Un bambino sgozzato dal padre a Viterbo. A Sassuolo ex compagna, figli e suocera trucidati. L’Italia è ai primi posti per violenza domestica, femminicidi e fatti gravi in famiglia. Secondo Angela Quaquero, presidente dell’Ordine degli Psicologi della Sardegna, il problema è duplice: da un lato il violento scarica in famiglia le crisi che hanno origine da un disagio esterno. Dall’altro il convincimento di poter vantare diritti sui corpi di altre persone, come quelli delle mogli o delle compagne. E i figli finiscono inevitabilmente in questa spirale.

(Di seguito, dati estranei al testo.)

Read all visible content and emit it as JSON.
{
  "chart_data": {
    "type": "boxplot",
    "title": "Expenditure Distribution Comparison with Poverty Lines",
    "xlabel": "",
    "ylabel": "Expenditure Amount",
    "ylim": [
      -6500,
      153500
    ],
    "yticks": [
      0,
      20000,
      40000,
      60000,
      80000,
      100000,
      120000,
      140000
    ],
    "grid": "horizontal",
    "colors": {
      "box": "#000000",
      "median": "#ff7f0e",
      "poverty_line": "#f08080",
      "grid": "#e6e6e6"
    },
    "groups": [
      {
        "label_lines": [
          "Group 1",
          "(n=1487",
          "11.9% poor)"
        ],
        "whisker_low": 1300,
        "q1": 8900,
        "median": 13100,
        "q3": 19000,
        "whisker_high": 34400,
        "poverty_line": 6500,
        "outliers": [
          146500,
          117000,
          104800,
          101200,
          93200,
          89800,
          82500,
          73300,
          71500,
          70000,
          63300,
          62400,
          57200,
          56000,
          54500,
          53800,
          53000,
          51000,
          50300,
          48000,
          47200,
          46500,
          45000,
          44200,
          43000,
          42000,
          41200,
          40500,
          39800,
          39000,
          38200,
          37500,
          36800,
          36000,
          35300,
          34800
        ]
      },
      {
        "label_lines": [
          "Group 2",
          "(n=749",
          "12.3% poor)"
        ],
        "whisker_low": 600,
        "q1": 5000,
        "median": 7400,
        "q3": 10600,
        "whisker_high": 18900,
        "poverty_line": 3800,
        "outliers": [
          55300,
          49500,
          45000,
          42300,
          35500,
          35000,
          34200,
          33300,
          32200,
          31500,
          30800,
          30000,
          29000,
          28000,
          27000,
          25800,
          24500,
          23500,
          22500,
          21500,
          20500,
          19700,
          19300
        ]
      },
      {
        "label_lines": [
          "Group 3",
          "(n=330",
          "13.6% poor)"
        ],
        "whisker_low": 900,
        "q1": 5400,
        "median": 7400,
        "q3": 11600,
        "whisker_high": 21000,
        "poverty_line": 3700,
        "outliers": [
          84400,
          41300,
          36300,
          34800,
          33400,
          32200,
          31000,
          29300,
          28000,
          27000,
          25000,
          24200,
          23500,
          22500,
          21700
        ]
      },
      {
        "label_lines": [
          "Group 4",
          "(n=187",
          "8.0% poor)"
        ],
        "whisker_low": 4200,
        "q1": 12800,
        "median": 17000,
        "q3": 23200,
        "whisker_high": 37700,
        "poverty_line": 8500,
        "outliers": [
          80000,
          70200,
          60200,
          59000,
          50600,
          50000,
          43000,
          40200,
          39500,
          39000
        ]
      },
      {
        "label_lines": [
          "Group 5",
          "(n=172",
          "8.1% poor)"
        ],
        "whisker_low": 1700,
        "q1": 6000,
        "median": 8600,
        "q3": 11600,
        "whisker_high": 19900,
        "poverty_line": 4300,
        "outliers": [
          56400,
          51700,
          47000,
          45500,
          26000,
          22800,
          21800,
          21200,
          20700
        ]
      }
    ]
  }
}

“L’Italia è ai primi posti per violenza domestica, femminicidi e fatti gravi in famiglia purtroppo”, spiega la Quaquero, “è un fenomeno gravissimo, più di un campanello d’allarme. E’ un segnale forte di malessere che ancora una volta vede come esito finale una grande violenza tra le pareti domestiche. L’espressione di un disagio che nasce fuori, con la famiglie che diventa un bersaglio ultimo di rabbia, violenza, frustrazione e crisi. A questo”, aggiunge, “dobbiamo integrare come base il fatto il corpo della donna e quello dei figli è proprietà è considerato possesso di un’altra persona. Per cui sia che la donna abbia o meno detto no, si può scaricare tutto. Perciò la lente con cui possiamo leggere questi casi è bifocale: da un lato c’è la donna e la famiglia come bersaglio finale su cui convogliare qualcosa che nasce fuori, ma c’è anche una componente molto forte che nasce dentro. C’è una persona che vanta un diritto a una proprietà su altre persone: c’è una convinzione radicata di questo genere e quindi non si può accettare un no, non si può accettare la libertà o che questa persona la pensi diversamente da te. E anche i figli sono dentro questa spirale terribile”.
E c’è poi il capitolo delle responsabilità della società e che cosa si può fare per fermare questi fenomeni. “Occorre lavorare moltissimo sui ragazzi”, aggiunge la Quaquero, “soprattutto sui maschi in età evolutiva e sulle ragazze per far capire da subito agli uni e alle altre, a quali sono i comportamenti che portano alla sopraffazione e alla violenza. Io ho avuto una bellissima esperienza in una scuola del medio Campidano. In una classe composta solo da maschi in un istituto tecnico ho lavorato sulla violenza di genere, riconoscendo nei comportamenti dei ragazzi i primi segni di questa violenza: nel modo di parlare, di considerare, di insultare e di appellare. Anche senza arrivare alla violenza fisica, anche solo nel linguaggio e negli atteggiamenti. Noi dobbiamo lavorare anche nelle primissime fasce di età sui sintomi che nascono già nei giochi in classe con le compagne di scuole alle elementari. Dobbiamo far capire quali sono i comportamenti che poi danno origine alle condotte violente, e questo dobbiamo farlo sui maschi in modo che riconoscano in sé stessi e nei loro compagni questi atteggiamenti che vengono dati per scontati e nelle bambine affinché li rifiutino da subito”.